# I made a ribbon browband!



## PintoTess (Aug 18, 2010)

I made this for my chool horse sports. In my school colours. It could be better but I am happy with it. It is only my first attempt. Mum used to make them and she helped me with the sharksteeth but I put the red ribbon around it and added the bling and did the rosette tonigh :wink: I have another rosette to do tomorrow night as I ran out of ribbon:-o


----------



## PintoTess (Aug 18, 2010)

Buuuump!


----------



## Can He Star (Mar 9, 2011)

well done. 
looks a bit like eddies cept neater


----------



## PintoTess (Aug 18, 2010)

Haha lol, I did try...


----------



## RedTree (Jan 20, 2010)

and thats your first attempt??

I can't even get one started lol


----------



## PintoTess (Aug 18, 2010)

Hahah lol  I like it but its not the best. Not show quality but oh well.


----------



## RedTree (Jan 20, 2010)

could you get a picture of the back of it?

Just want to see lol


----------



## PintoTess (Aug 18, 2010)

Hmmmm, yes, will do it in the morning. Although there is not anything to see, I glued a strip of ribbon across the back of it to look neater. It actaully looks like a candy cane on the back cos the red bit is wrapped around it. But yes, photos on the morning.


----------



## csimkunas6 (Apr 18, 2010)

Wow!! Thats great! I really like it! Great job!!


----------



## MIEventer (Feb 15, 2009)

Very nice, and congrats on your browband!


----------



## equiniphile (Aug 16, 2009)

Wow! You should make and sell them!


----------



## PintoTess (Aug 18, 2010)

HAHA Im not that good!


----------



## TBtrailrider (Apr 2, 2011)

That is so cute! I want one!


----------



## PumpkinzMyBaby22 (Jul 5, 2009)

That is so good! I would not even try... 
And for your first go, it looks amazing.
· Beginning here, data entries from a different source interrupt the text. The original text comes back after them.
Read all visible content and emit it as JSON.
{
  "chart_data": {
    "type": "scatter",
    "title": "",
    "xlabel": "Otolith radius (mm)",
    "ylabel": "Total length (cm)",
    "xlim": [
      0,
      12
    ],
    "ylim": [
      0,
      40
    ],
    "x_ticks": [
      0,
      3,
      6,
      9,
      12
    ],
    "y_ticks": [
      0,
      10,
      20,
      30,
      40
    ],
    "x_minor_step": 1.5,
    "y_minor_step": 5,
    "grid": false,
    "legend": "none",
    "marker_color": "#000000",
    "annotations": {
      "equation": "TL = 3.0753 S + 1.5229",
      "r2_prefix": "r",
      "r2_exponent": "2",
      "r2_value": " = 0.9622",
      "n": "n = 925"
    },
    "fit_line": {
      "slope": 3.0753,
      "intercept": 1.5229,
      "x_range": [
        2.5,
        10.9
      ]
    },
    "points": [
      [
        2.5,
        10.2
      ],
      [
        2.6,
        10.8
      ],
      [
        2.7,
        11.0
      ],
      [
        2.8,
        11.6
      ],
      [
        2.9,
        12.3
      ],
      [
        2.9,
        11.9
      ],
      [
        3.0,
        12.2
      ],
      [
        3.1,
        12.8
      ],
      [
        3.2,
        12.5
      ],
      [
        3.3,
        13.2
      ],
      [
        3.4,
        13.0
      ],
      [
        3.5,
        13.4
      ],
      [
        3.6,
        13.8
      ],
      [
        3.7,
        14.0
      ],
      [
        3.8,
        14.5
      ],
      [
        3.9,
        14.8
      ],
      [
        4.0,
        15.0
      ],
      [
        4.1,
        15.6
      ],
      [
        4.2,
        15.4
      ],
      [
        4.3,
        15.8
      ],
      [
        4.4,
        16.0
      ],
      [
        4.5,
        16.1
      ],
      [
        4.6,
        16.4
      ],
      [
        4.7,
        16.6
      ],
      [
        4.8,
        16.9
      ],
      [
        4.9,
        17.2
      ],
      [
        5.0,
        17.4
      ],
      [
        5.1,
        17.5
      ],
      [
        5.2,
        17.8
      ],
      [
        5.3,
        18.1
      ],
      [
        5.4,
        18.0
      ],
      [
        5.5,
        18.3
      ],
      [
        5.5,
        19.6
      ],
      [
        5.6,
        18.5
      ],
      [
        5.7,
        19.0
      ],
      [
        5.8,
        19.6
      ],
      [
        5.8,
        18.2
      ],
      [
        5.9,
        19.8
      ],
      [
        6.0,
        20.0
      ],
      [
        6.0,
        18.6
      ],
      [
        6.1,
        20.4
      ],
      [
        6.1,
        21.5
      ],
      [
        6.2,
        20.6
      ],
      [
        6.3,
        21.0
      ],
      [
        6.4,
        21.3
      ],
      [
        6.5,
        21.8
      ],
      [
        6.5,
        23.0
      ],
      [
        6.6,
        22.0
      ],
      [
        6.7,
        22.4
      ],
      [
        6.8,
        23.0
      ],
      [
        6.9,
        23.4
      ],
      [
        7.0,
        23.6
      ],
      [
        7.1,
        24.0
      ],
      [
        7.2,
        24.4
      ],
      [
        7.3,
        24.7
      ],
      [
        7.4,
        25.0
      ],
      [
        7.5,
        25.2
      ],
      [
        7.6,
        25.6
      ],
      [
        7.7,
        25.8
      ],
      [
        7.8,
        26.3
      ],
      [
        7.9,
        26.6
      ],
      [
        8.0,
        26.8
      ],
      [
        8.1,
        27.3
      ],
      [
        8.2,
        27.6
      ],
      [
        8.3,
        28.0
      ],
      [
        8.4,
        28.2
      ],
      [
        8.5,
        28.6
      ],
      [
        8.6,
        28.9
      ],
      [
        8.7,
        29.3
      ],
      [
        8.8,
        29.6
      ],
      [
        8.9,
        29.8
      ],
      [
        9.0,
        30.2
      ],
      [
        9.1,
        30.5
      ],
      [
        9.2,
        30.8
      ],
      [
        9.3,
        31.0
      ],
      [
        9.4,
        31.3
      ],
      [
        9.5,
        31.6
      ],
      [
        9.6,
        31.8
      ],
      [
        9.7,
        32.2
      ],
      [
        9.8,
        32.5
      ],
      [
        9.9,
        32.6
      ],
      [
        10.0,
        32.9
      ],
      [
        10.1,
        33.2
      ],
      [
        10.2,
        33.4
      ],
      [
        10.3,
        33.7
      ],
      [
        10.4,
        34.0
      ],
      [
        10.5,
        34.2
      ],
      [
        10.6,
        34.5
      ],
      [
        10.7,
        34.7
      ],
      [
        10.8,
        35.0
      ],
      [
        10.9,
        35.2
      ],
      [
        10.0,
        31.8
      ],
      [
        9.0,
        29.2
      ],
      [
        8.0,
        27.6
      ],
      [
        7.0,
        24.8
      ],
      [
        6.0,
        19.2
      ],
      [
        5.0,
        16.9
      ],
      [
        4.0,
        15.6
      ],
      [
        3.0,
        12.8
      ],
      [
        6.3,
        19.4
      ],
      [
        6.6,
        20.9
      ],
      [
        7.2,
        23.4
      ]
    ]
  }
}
You should make them and sell them, you have the potential! Well done!


----------



## MHFoundation Quarters (Feb 23, 2011)

Looks great! I'm sure if I even attempted to do that it would epic failure!


----------



## whiskeynoo (Mar 17, 2010)

Great job  it looks flashy


----------



## xXWildFlowerXx (May 4, 2011)

Your lucky you can do that! I'd fail at the first part, lol!


----------



## PintoTess (Aug 18, 2010)

Haha thankyou everyone  I finished it this morning and will use it tomorrow at my school horse sports. Piccies tomorrow of it on my piggy pony!


----------



## horselver1979 (Feb 14, 2011)

Ohhhh that is nice. Cant wait to see the pics when its on your pony.


----------



## olympustraining (May 5, 2011)

this is cute!


----------



## Seifur (Apr 24, 2010)

I think it looks really good!  I wish I knew how to make one lol.


----------



## PintoTess (Aug 18, 2010)

Horsewyse is a good site to learn how to make them


----------



## JessieleeZ (Apr 24, 2011)

thats really cute !


----------



## PintoTess (Aug 18, 2010)

Thankyou 

I didn't get any photos of it on my pony  Woops lol


----------